How to Plan an Alaskan Cruise

Last updated on 02/21/2020

Plan an Alaskan Cruise Vacation

A Guide to the Best Alaskan Cruise Vacation

Alaska is a beautiful and wild destination, popular with travelers looking for an extraordinary experience in the United States. With a coastline that's longer than all the other U.S. states’ coastlines combined, a multi-day Alaskan cruise is an elegant and relaxing way to see the massive state’s stunning landscape. Sailing past the icy beauty of some of the world's most impressive glaciers while enjoying a wide range of services and relaxing options is an experience unique to cruising. On land, Alaska cruise passengers have a variety of tour options in port cities, ranging from rail excursions to zip-line tours to wildlife viewing to sportfishing.

Which Cruise Lines Sail to Alaska?

Alaska is one of the most popular cruise destinations, and interested travelers have a variety of options to choose from. Almost all cruise lines travel to Alaska during the summer. Cruisers should first identify what type of cruise they are looking to take, and where their closest port is, to select which cruise line is best for them.

When is the Best Time to Cruise to Alaska?

The Alaska cruise season runs between May and September. The summer months are the warmest, at temperatures between high 50’s-70’s, but also have the most rainy days. When looking for wildlife on various excursions, it is recommended that cruisers travel during the later summer months. However, May and September offer cheaper fares and fewer crowds. Weather is unpredictable in Alaska, so travelers should pack both a bathing suit and a warmer jacket just to be safe. The water in the Gulf of Alaska begins to get more choppy towards the end of the season and is not recommended for passengers who commonly get seasick.

Where are the Cruise Ports in Alaska?

There are several departure ports along the coast of Alaska. Alaskan cruises generally feature weeklong itineraries from either Seattle or Vancouver to one of the ports in Southcentral Alaska, either Whittier or Seward. Some other ports include:

  • Skagway
  • Icy Strait Point
  • Juneau
  • Victoria

In Southcentral Alaska, cruisers often have the opportunity to take a scenic rail journey north to Anchorage, where they continue on land-based tours or catch their flight home.
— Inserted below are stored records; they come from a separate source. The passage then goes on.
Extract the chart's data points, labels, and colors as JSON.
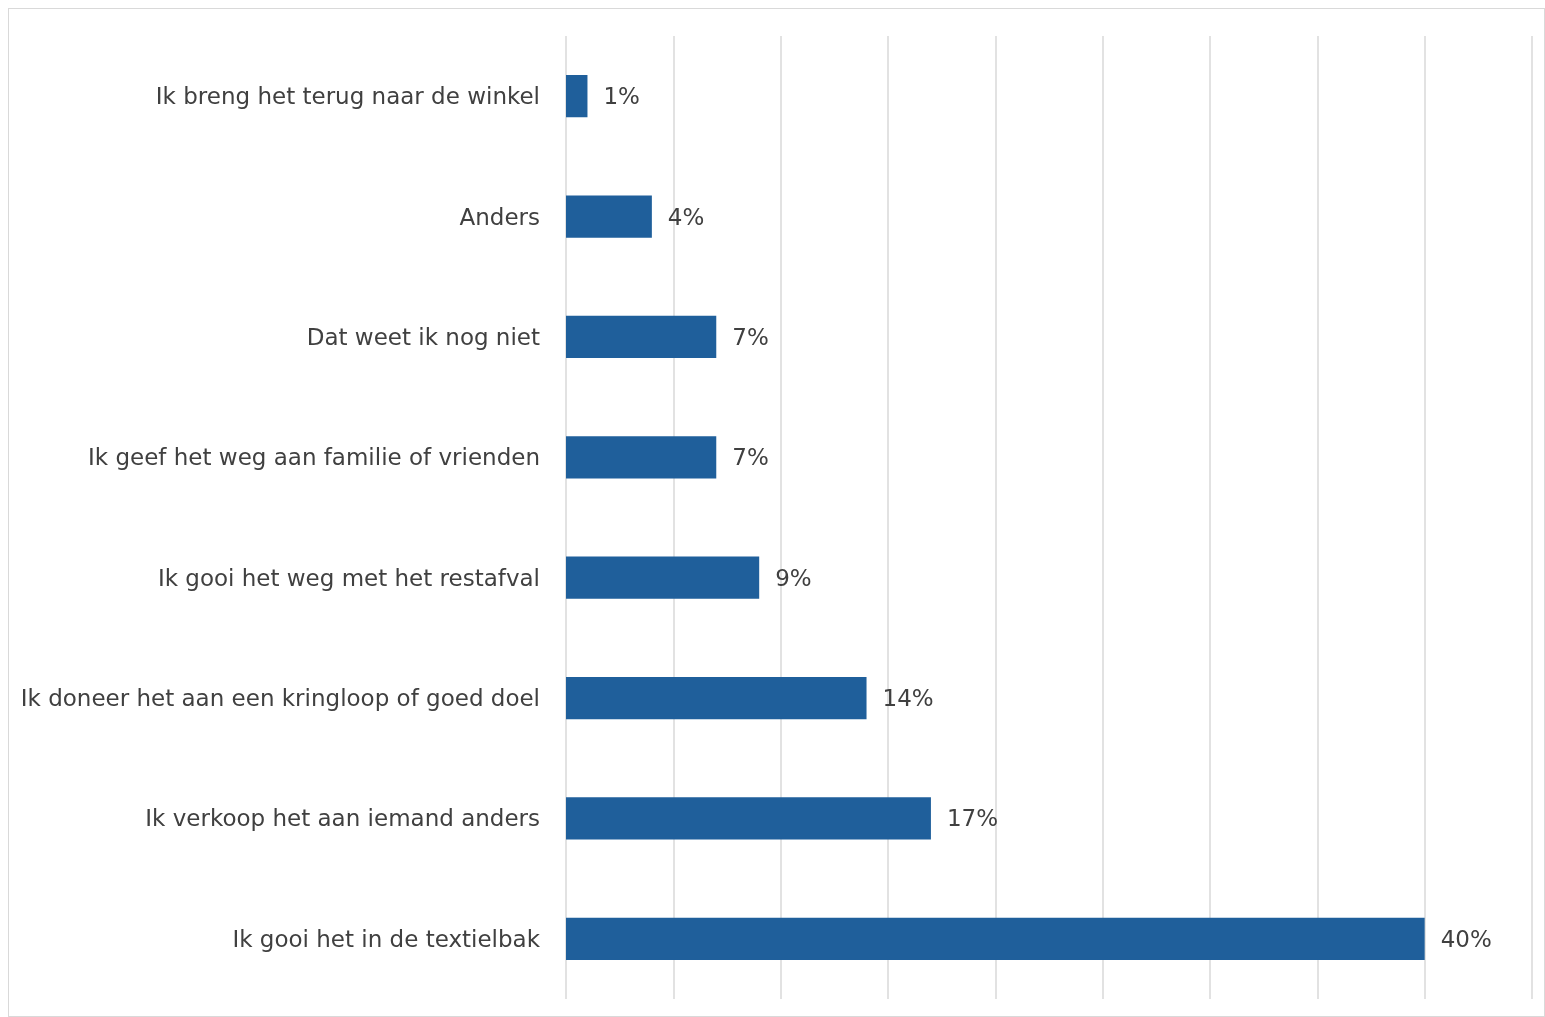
{
  "chart_data": {
    "type": "bar",
    "orientation": "horizontal",
    "categories": [
      "Ik breng het terug naar de winkel",
      "Anders",
      "Dat weet ik nog niet",
      "Ik geef het weg aan familie of vrienden",
      "Ik gooi het weg met het restafval",
      "Ik doneer het aan een kringloop of goed doel",
      "Ik verkoop het aan iemand anders",
      "Ik gooi het in de textielbak"
    ],
    "values": [
      1,
      4,
      7,
      7,
      9,
      14,
      17,
      40
    ],
    "value_labels": [
      "1%",
      "4%",
      "7%",
      "7%",
      "9%",
      "14%",
      "17%",
      "40%"
    ],
    "color": "#1f5f9b",
    "xlim": [
      0,
      45
    ],
    "xticks": [
      {
        "value": 0,
        "label": null
      },
      {
        "value": 5,
        "label": null
      },
      {
        "value": 10,
        "label": null
      },
      {
        "value": 15,
        "label": null
      },
      {
        "value": 20,
        "label": null
      },
      {
        "value": 25,
        "label": null
      },
      {
        "value": 30,
        "label": null
      },
      {
        "value": 35,
        "label": null
      },
      {
        "value": 40,
        "label": null
      },
      {
        "value": 45,
        "label": null
      }
    ],
    "grid": "x",
    "tick_labels": "y"
  }
}
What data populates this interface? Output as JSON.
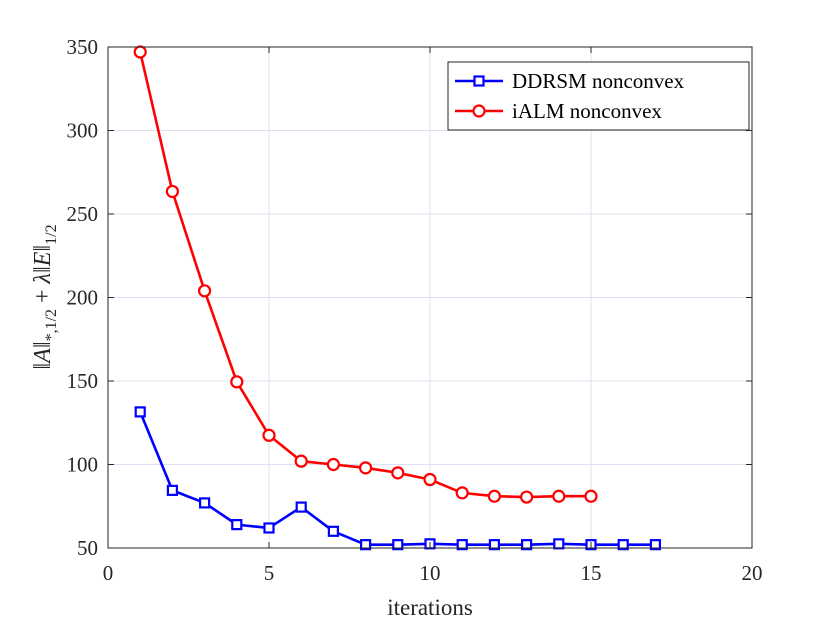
{
  "chart_data": {
    "type": "line",
    "xlabel": "iterations",
    "ylabel": "||A||*,1/2 + λ||E||1/2",
    "ylabel_parts": {
      "bars1": "‖",
      "A": "A",
      "bars2": "‖",
      "sub1": "*,1/2",
      "plus": " + ",
      "lambda": "λ",
      "bars3": "‖",
      "E": "E",
      "bars4": "‖",
      "sub2": "1/2"
    },
    "xlim": [
      0,
      20
    ],
    "ylim": [
      50,
      350
    ],
    "xticks": [
      0,
      5,
      10,
      15,
      20
    ],
    "yticks": [
      50,
      100,
      150,
      200,
      250,
      300,
      350
    ],
    "grid": true,
    "legend_position": "top-right",
    "series": [
      {
        "name": "DDRSM nonconvex",
        "color": "#0000ff",
        "marker": "square",
        "x": [
          1,
          2,
          3,
          4,
          5,
          6,
          7,
          8,
          9,
          10,
          11,
          12,
          13,
          14,
          15,
          16,
          17
        ],
        "y": [
          131.5,
          84.5,
          77,
          64,
          62,
          74.5,
          60,
          52,
          52,
          52.5,
          52,
          52,
          52,
          52.5,
          52,
          52,
          52
        ]
      },
      {
        "name": "iALM nonconvex",
        "color": "#ff0000",
        "marker": "circle",
        "x": [
          1,
          2,
          3,
          4,
          5,
          6,
          7,
          8,
          9,
          10,
          11,
          12,
          13,
          14,
          15
        ],
        "y": [
          347,
          263.5,
          204,
          149.5,
          117.5,
          102,
          100,
          98,
          95,
          91,
          83,
          81,
          80.5,
          81,
          81
        ]
      }
    ]
  }
}
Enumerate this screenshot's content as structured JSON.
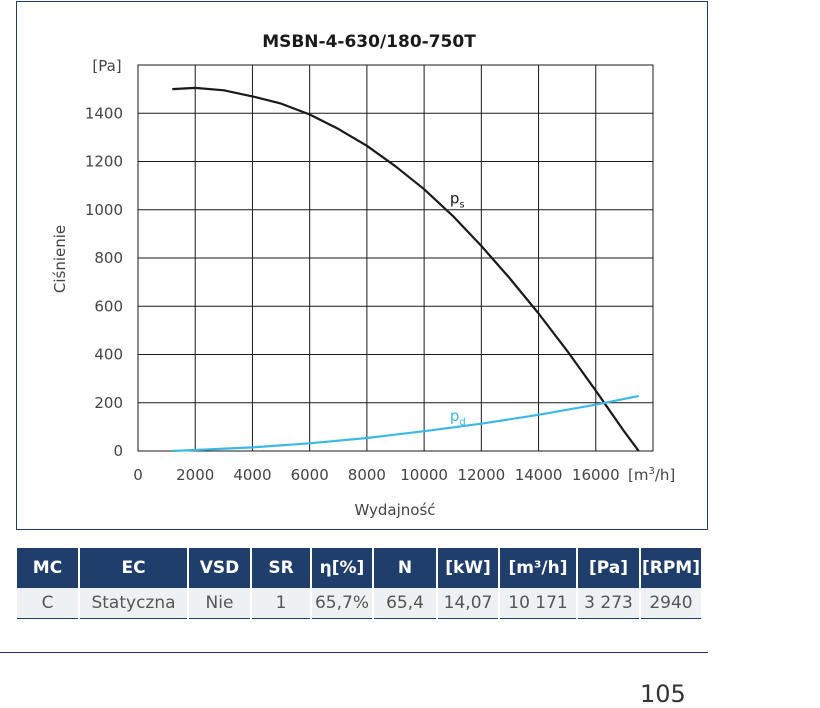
{
  "chart_data": {
    "type": "line",
    "title": "MSBN-4-630/180-750T",
    "xlabel": "Wydajność",
    "ylabel": "Ciśnienie",
    "y_unit": "[Pa]",
    "x_unit_prefix": "[m",
    "x_unit_sup": "3",
    "x_unit_suffix": "/h]",
    "xlim": [
      0,
      18000
    ],
    "ylim": [
      0,
      1600
    ],
    "x_ticks": [
      0,
      2000,
      4000,
      6000,
      8000,
      10000,
      12000,
      14000,
      16000
    ],
    "y_ticks": [
      0,
      200,
      400,
      600,
      800,
      1000,
      1200,
      1400
    ],
    "grid": true,
    "series": [
      {
        "name": "ps",
        "label_main": "p",
        "label_sub": "s",
        "color": "#1a1a1a",
        "x": [
          1200,
          2000,
          3000,
          4000,
          5000,
          6000,
          7000,
          8000,
          9000,
          10000,
          11000,
          12000,
          13000,
          14000,
          15000,
          16000,
          17000,
          17500
        ],
        "y": [
          1500,
          1505,
          1495,
          1470,
          1440,
          1395,
          1335,
          1265,
          1180,
          1085,
          975,
          850,
          715,
          570,
          415,
          250,
          80,
          0
        ]
      },
      {
        "name": "pd",
        "label_main": "p",
        "label_sub": "d",
        "color": "#3cb8e6",
        "x": [
          1200,
          2000,
          4000,
          6000,
          8000,
          10000,
          12000,
          14000,
          16000,
          17500
        ],
        "y": [
          0,
          4,
          15,
          32,
          54,
          82,
          113,
          150,
          192,
          228
        ]
      }
    ]
  },
  "table": {
    "headers": [
      "MC",
      "EC",
      "VSD",
      "SR",
      "η[%]",
      "N",
      "[kW]",
      "[m³/h]",
      "[Pa]",
      "[RPM]"
    ],
    "row": [
      "C",
      "Statyczna",
      "Nie",
      "1",
      "65,7%",
      "65,4",
      "14,07",
      "10 171",
      "3 273",
      "2940"
    ]
  },
  "page_number": "105",
  "colors": {
    "frame": "#1f3e6b",
    "header_bg": "#1f3e6b",
    "row_bg": "#eef1f4",
    "grid": "#1a1a1a",
    "ps": "#1a1a1a",
    "pd": "#3cb8e6"
  }
}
How Far Off the Alaskan Coast Do Cruise Ships Sail?

Most Alaskan cruises travel close to the land as sightseeing the spectacular landscape is a big part of the experience. However, check your itinerary in case of further travel out to sea. If concerned about seasickness, the Gulf of Alaska does get choppy at the end of the season, even being close to shore.

Where Can I Find the Best Deals on Alaskan Cruises?

"Wave Season," running from mid-January through mid-March, is the time of the year when the cruise industry offers discounted rates, making it the most popular time for cruisers to book their trips. The types of offers and discounts will vary by destination and cruise line.

Best Things to See While Cruising in Alaska

Alaskan cruises are known for their beautiful, mountainous scenery. Cruises travel past the Kenai Peninsula, where travelers can enjoy the stunning views of Kachemak Bay and the volcanic peaks of Cook Inlet. Cruisers can also partake in an excursion in Alaska’s "Golden Heart City," where you can hike around a six-million-acre wildland provided by Denali National Park. This is also where North America's tallest peak, Denali, resides. The Park also plays host exciting wildlife that can be observed by travelers. Bears, moose, wolves, caribou, and other animals have been found when hiking through the park. Many ships also visit destinations like Glacier Bay National Park and Prince William Sound, where guests watch glaciers “calve” into the ocean in breathtaking geologic displays.

If one particular stop or itinerary item is the main focus of your cruise, you may want to consider a cruise insurance policy that includes port of call change coverage. This coverage will provide a one-time payment in case weather or other issue forces your cruise line to change the expected itinerary prior to departure and you elect to still embark on the voyage.